インストラクション講座では「転移」だけでなく「研修転移」と紹介しなければいけなかったんですね。

ただ、このインストラクション講座では研修だけでなく講座の講師を担当することを意図していたために、「研修」という言葉だけでは当てはまらないから勝手に外してしまっていたんですね。

そんなことをしてはいけなかったという反省です。

この「研修転移」ということばは、人材開発についてたくさんの研究をされている中原淳先生の「研修開発入門~研修転移の理論と実践」という書籍からお借りした言葉です。

「研修で学んだことが現場で実践される、成果が生み出されること」を表す言葉として紹介されていました。

学びの側面を解像度高く語る言葉

先日、中原先生のプレゼンを拝聴する機会があって、その中では、この20年の人材開発を総括されて、20年前は日本には人材開発を語る言葉が

  • OJT
  • Off-JT
  • 自己啓発

この3つしかなかったと。

それが20年を経て、様々なことばが生み出されました。

  • リフレクション
  • 経験学習
  • 越境学習
  • 研修転移

などなど、大人の学びのいろいろな側面を解像度高く語る言葉が生み出されてきたという話です。

その言葉が普及することで、その概念や理論が人材開発の現場にも普及していって、活用されるようになったということです。

どういうことかというと、名前をつけることはすごく効果的で、その奥にある意味とか概念とか理論とかそういうものを、名前の中に圧縮して伝えられるようになるということなんです。

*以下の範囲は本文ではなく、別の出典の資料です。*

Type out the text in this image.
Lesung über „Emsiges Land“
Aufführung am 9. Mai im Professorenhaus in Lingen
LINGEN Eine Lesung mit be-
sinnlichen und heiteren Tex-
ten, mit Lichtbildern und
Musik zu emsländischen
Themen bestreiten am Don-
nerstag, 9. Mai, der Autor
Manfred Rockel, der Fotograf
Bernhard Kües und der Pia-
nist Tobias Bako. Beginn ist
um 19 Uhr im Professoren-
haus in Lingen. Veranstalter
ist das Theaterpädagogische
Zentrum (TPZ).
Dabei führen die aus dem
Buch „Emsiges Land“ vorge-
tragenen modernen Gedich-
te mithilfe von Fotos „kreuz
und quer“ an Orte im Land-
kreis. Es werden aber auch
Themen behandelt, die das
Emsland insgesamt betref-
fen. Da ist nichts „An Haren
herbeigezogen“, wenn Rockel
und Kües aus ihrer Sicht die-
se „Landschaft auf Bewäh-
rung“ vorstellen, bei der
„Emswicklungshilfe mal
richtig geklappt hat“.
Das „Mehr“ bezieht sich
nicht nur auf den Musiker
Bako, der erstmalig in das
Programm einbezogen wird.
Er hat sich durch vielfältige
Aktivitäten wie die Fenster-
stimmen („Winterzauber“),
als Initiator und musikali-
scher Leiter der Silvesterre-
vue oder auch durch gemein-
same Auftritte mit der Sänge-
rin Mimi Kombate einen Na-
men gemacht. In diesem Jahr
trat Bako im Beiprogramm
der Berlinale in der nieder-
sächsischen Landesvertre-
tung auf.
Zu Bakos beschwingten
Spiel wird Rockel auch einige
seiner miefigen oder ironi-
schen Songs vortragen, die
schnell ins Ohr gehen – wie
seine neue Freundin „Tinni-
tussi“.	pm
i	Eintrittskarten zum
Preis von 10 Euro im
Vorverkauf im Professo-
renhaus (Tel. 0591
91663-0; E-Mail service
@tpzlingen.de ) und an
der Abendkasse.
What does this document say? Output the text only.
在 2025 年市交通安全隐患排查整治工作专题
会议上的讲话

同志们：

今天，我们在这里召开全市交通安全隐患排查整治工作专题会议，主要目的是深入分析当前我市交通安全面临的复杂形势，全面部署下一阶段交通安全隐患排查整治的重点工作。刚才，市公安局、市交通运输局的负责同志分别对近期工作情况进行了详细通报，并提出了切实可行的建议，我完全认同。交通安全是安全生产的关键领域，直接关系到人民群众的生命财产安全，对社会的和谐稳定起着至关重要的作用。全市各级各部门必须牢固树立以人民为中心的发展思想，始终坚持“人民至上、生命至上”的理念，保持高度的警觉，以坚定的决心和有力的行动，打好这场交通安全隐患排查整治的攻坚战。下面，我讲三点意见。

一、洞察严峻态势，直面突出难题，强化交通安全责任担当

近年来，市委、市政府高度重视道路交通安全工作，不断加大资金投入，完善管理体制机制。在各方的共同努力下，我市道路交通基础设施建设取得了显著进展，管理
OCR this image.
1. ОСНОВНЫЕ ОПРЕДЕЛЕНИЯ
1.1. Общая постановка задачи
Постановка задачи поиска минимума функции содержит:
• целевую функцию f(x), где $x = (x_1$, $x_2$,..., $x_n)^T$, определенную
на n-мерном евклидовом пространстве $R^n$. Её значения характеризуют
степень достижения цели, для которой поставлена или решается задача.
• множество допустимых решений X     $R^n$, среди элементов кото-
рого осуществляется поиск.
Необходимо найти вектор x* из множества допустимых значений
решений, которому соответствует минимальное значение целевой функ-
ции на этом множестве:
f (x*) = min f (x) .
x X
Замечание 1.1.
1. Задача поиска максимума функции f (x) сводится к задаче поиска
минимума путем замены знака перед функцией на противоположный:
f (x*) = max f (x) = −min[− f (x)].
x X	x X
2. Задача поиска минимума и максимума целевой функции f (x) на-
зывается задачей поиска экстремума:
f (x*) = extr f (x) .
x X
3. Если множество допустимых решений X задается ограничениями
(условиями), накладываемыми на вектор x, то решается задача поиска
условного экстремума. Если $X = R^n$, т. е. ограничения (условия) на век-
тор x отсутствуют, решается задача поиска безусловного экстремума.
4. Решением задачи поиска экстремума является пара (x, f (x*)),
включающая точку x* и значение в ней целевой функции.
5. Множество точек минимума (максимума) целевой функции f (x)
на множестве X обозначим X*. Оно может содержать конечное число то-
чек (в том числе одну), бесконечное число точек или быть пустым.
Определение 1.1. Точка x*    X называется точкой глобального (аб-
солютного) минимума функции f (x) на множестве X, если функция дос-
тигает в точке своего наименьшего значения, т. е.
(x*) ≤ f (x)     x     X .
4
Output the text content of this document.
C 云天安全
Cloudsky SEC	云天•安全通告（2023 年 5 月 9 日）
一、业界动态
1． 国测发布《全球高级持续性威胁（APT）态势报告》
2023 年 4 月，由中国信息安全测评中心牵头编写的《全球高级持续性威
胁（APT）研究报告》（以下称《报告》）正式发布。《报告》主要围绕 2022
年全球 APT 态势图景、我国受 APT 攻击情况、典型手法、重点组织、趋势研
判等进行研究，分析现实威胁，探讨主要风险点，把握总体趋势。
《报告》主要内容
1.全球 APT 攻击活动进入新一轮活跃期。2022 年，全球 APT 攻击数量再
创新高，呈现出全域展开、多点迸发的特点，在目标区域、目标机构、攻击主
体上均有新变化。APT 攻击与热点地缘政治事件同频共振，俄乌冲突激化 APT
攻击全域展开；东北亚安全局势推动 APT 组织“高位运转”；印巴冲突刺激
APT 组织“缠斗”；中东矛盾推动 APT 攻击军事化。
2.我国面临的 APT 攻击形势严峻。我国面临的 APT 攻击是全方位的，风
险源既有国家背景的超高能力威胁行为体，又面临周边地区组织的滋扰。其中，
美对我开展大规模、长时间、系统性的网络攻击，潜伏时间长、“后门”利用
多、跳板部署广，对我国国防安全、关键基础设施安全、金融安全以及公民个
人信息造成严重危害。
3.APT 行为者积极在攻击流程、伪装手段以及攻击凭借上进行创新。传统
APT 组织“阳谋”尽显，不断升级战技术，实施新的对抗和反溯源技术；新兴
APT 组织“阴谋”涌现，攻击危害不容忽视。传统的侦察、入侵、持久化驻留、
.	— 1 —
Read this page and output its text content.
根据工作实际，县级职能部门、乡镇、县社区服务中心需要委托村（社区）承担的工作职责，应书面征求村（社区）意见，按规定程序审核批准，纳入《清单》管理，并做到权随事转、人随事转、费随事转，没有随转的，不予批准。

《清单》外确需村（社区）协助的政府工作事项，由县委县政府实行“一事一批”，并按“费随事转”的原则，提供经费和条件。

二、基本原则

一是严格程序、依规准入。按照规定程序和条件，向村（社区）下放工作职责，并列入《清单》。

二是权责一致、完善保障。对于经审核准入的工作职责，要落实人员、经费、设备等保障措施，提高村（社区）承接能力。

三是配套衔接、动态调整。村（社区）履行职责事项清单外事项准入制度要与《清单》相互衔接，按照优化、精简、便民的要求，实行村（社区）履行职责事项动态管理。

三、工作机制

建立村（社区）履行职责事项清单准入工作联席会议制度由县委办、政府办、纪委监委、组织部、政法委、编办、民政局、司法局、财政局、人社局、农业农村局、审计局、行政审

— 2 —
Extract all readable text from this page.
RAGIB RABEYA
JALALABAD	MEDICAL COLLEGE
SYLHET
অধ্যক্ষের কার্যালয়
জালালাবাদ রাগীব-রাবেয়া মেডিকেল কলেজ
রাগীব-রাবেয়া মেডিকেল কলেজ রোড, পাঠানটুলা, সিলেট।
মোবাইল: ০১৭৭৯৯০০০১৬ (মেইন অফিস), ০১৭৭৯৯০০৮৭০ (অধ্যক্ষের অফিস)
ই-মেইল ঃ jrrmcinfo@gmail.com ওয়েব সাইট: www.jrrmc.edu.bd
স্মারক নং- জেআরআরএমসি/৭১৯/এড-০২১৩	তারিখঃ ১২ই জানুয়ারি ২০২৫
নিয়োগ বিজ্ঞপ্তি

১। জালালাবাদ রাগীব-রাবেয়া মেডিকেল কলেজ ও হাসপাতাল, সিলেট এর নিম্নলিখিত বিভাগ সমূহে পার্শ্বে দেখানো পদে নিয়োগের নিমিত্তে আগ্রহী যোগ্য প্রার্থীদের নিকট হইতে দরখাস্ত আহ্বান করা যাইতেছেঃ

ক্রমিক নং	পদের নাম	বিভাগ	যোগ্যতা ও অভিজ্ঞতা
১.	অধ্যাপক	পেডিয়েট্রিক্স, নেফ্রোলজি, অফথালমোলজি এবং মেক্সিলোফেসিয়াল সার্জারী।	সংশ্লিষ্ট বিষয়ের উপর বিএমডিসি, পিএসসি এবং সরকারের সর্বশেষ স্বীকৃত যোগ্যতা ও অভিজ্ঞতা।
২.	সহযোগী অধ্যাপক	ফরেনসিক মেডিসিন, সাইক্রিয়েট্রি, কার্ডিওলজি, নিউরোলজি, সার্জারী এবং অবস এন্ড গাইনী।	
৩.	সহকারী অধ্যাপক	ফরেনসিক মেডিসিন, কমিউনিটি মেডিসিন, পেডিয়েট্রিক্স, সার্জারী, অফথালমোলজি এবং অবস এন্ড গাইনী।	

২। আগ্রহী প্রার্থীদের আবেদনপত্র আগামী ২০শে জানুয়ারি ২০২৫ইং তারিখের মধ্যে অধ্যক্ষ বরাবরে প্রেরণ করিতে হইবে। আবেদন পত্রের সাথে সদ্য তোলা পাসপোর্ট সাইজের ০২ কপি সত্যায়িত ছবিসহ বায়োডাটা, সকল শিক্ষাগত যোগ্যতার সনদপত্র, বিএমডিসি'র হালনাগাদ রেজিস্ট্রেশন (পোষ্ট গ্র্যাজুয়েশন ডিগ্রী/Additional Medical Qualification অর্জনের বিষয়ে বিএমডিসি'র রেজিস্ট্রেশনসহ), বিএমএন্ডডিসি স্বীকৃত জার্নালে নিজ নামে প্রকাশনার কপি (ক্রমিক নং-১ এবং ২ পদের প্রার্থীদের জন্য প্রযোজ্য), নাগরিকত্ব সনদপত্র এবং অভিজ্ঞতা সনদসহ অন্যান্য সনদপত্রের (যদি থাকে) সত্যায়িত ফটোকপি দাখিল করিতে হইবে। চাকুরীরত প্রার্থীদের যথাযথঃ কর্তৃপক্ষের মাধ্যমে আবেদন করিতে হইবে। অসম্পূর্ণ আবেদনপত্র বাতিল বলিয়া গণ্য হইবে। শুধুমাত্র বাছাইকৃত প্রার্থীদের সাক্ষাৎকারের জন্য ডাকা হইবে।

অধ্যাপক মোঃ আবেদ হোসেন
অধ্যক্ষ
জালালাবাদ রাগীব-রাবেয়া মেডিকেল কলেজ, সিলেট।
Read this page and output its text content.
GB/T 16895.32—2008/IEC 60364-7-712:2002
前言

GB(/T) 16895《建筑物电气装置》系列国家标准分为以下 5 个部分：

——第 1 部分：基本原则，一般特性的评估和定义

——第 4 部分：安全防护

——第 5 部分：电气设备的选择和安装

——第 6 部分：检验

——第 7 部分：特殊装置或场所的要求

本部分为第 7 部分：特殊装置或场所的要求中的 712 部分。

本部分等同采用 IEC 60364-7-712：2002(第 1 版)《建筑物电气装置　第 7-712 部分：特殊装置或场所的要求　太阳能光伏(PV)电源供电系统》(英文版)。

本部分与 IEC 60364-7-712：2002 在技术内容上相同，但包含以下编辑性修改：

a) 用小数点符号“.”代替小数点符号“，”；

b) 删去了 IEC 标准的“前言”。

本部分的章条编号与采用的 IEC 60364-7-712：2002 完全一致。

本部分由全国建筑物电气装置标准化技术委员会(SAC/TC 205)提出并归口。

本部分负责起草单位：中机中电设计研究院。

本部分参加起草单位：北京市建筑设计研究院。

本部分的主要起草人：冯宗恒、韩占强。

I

実際、「越境学習」という言葉を生み出してくださったからこそ、僕らはそれらが何者なのか、どういったメカニズムで、どのような理論に裏付けされているのかというのを、その1ワードに込めることができ、その取り組みやそれによる事例を紹介することが劇的に容易になったわけです。

「名前をつける」ということはメイクセンスの手法

少し別の話ですが、先日チャンネルでも紹介した、社会実装のしかたを解説する書籍「未来を実装する」でも、社会実装を進める上で「名前をつける」ということはメイクセンスの手法として有効な手段として紹介されていたんですね。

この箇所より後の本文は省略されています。